What is important when we help leaders develop and better execute the strategy? If you are going to define and hold leaders accountable for behaviors, you need to tie them to the execution of the strategy and define the behaviors specific to their role that ensure strategic differentiation. In the example above, the company’s strategic differentiation is its safety and environmental stewardship, relationships with the local and federal governments, and technology that helps get more of the resources out of the ground.
Wouldn’t it be wonderful if you could define great leadership by celebrating the unique aspects of the strategy and how the company differentiates itself? You should measure the organizational capability of the leaders and select, evaluate, reward, and develop the leaders in the context and specificity of how they are contributing to the strategy.
Here is an approach we have used successfully with clients to create highly relevant impact profiles that people adopt because they can see the direct connection to strategy execution:
- Conduct executive/leader interviews to uncover the three-to-five year strategy and identify the high leverage behaviors that are unique to execution (the executives always have a great perspective on what behaviors are required for strategy execution).

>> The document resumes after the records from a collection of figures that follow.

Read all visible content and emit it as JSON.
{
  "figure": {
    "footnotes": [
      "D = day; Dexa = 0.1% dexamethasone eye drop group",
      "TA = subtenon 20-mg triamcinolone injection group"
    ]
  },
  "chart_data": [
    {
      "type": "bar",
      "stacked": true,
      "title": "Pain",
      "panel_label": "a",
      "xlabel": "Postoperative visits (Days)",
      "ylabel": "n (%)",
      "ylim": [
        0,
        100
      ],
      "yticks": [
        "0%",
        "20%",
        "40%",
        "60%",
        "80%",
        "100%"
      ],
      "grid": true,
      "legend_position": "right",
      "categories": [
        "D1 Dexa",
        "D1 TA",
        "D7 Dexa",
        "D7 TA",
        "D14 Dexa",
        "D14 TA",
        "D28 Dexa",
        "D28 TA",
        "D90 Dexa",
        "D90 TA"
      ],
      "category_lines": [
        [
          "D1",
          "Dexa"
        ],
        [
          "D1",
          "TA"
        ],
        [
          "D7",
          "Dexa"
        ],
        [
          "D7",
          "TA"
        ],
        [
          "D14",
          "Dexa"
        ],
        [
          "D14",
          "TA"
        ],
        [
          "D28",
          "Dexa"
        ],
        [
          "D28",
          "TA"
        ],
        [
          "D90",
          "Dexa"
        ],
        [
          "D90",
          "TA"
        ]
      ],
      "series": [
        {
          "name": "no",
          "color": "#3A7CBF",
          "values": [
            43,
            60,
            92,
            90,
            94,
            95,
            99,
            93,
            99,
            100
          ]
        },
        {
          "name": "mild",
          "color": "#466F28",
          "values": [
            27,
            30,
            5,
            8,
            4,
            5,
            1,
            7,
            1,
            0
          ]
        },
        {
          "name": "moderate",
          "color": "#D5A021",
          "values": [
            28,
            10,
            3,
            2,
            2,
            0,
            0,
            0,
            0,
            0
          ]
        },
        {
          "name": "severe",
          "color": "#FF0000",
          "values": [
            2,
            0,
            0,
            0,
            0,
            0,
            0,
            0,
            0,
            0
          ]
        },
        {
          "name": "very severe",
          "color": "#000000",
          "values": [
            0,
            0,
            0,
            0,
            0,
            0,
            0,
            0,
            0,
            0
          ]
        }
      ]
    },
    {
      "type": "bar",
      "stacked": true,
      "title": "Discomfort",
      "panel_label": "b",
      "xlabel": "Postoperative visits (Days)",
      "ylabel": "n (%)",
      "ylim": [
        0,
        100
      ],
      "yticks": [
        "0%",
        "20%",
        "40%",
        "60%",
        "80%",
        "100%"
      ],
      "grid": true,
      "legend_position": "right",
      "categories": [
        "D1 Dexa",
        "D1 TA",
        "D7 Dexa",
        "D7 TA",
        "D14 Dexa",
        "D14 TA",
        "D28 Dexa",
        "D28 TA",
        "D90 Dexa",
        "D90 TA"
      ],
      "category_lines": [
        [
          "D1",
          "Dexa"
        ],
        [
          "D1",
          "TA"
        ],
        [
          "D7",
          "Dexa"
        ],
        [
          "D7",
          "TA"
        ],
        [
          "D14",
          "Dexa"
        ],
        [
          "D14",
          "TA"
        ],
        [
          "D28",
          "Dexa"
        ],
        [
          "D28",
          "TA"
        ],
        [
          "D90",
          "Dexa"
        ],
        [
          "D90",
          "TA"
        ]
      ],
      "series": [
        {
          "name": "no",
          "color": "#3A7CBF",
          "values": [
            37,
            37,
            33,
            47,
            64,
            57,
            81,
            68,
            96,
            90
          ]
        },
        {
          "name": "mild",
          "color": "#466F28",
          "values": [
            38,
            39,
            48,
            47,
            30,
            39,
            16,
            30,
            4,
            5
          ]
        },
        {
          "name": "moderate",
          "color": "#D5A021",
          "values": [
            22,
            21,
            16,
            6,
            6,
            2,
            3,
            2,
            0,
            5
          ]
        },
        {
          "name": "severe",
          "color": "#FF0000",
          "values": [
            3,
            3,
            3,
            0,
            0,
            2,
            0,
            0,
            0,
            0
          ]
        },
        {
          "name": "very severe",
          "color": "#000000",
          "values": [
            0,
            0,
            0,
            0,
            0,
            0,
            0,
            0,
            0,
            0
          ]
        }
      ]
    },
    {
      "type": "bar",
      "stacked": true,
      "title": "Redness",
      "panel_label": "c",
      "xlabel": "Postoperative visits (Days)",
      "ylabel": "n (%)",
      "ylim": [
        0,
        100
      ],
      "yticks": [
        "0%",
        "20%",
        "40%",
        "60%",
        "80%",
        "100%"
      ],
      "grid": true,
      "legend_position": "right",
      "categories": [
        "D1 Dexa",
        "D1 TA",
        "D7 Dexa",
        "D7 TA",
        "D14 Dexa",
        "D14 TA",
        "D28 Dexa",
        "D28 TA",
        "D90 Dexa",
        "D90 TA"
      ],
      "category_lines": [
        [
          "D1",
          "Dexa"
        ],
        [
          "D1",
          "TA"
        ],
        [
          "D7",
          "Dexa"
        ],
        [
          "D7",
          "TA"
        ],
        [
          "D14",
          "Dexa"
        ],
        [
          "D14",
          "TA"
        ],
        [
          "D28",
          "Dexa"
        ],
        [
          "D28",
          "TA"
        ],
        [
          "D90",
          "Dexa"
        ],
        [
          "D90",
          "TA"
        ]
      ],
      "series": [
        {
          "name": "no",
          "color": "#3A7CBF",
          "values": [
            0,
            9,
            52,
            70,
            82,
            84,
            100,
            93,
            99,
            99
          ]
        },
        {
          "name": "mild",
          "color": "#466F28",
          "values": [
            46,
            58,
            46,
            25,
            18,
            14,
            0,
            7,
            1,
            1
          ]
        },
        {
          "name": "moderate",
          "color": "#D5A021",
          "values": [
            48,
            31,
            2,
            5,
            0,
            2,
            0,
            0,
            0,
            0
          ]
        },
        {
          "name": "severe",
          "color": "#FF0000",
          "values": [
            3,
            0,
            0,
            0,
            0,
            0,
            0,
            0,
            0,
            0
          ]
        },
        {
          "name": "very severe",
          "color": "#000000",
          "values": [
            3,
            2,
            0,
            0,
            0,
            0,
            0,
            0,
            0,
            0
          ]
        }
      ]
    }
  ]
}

- Let the leaders own the execution factors and behaviors by having them be the steering committee.
- Analyze and assess the organization to uncover the critical gaps
- Connect and hardwire the refined list of high leverage behaviors directly to key business metrics and outcomes.
- Create a high impact learning and execution journey to build execution capability. Make sure intentionality, support and accountability is built into the process.
- Embed behaviors and business metrics into selections, promotions, performance management reviews and compensation systems.
- As the strategy evolves, refine and update.
- Always focus on what drives differentiation for the company.
To revisit my opening question:Michael Porters says “benchmarking is the enemy of strategy”, the same applies for your company’s leadership and competency model. Dare to be unique, set the expectations, measure and celebrate difference!